← Back to context

Comment by dezgeg

2 years ago

It's not any slower in the typical case where destination buffer is large enough to fit the source thing. And if that's not the case then we are most likely in a error case (either caller notices the truncation and decides to abort, or ignores the truncation and things may soon go boom), and not many people care about optimizing error paths.

Furthermore, when coders dont't have strlcpy() the alternatives are often even worse than strlcpy(): 1) They use strcpy() and have buffer overflows. 2) They use strncpy() which is slower than strlcpy() in the common (non truncating) case, and in the truncating case leave the string unterminated (thus segfault potential) 3) They use snprintf(dst, len, "%s", src); which is strictly slower than strlcpy()

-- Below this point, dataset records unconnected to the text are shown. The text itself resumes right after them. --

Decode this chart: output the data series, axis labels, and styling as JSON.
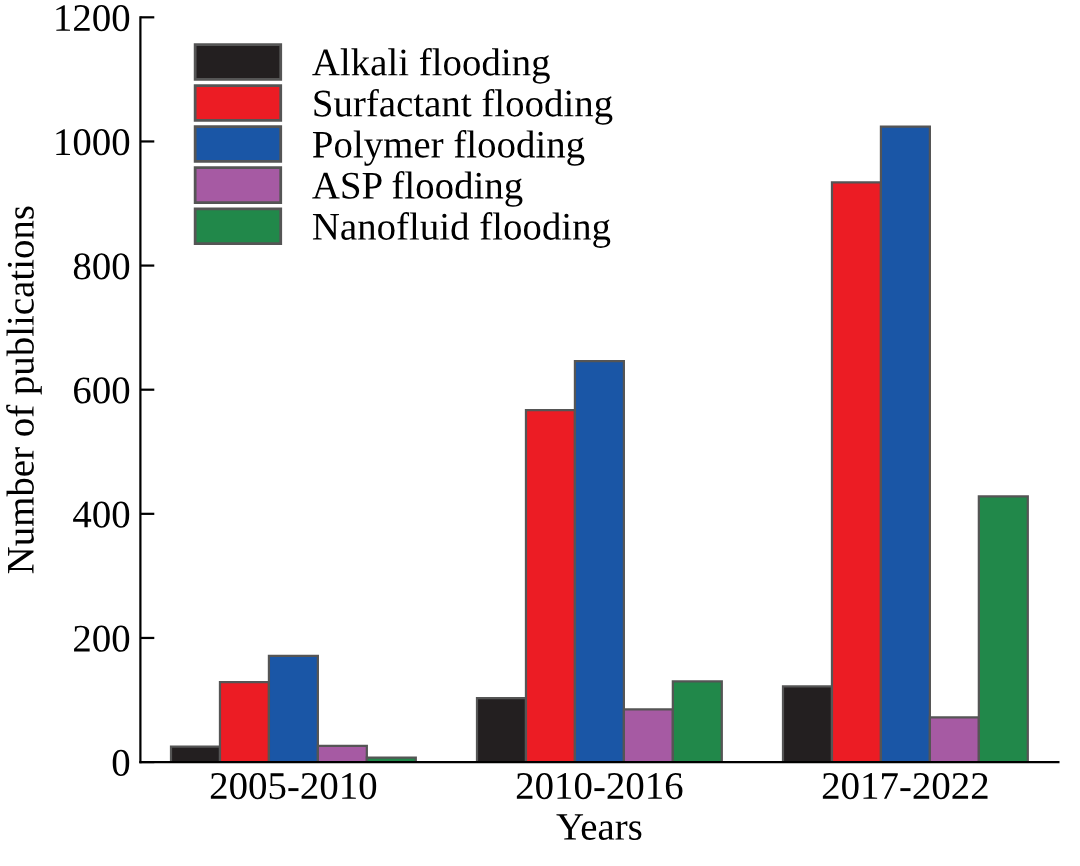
{
  "chart_data": {
    "type": "bar",
    "xlabel": "Years",
    "ylabel": "Number of publications",
    "categories": [
      "2005-2010",
      "2010-2016",
      "2017-2022"
    ],
    "ylim": [
      0,
      1200
    ],
    "yticks": [
      0,
      200,
      400,
      600,
      800,
      1000,
      1200
    ],
    "grid": false,
    "legend": "top left",
    "series": [
      {
        "name": "Alkali flooding",
        "color": "#231f20",
        "values": [
          25,
          103,
          122
        ]
      },
      {
        "name": "Surfactant flooding",
        "color": "#ec1c24",
        "values": [
          129,
          567,
          934
        ]
      },
      {
        "name": "Polymer flooding",
        "color": "#1a56a6",
        "values": [
          171,
          646,
          1024
        ]
      },
      {
        "name": "ASP flooding",
        "color": "#a65aa3",
        "values": [
          26,
          85,
          72
        ]
      },
      {
        "name": "Nanofluid flooding",
        "color": "#21884a",
        "values": [
          7,
          130,
          428
        ]
      }
    ]
  }
}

Since the error path is the largest one (the string doesn’t fit…) it makes sense to bound its execution. I would not recommend the others FWIW for exactly the reasons you mentioned.

  • Why would you optimize for the error case and not the common case? You've already done an unbounded amount of work copying the string in from the network or wherever. If anybody cared that much, they wouldn't let the string get that long in the first place.

    • It can be appropriate to bound the runtime of certain components of a system while allowing looser constraints elsewhere. For example I would perhaps not want to do an O(n) string operation on a collection of strings even though the user would be pretty upset if they can’t paste infinite input into my app.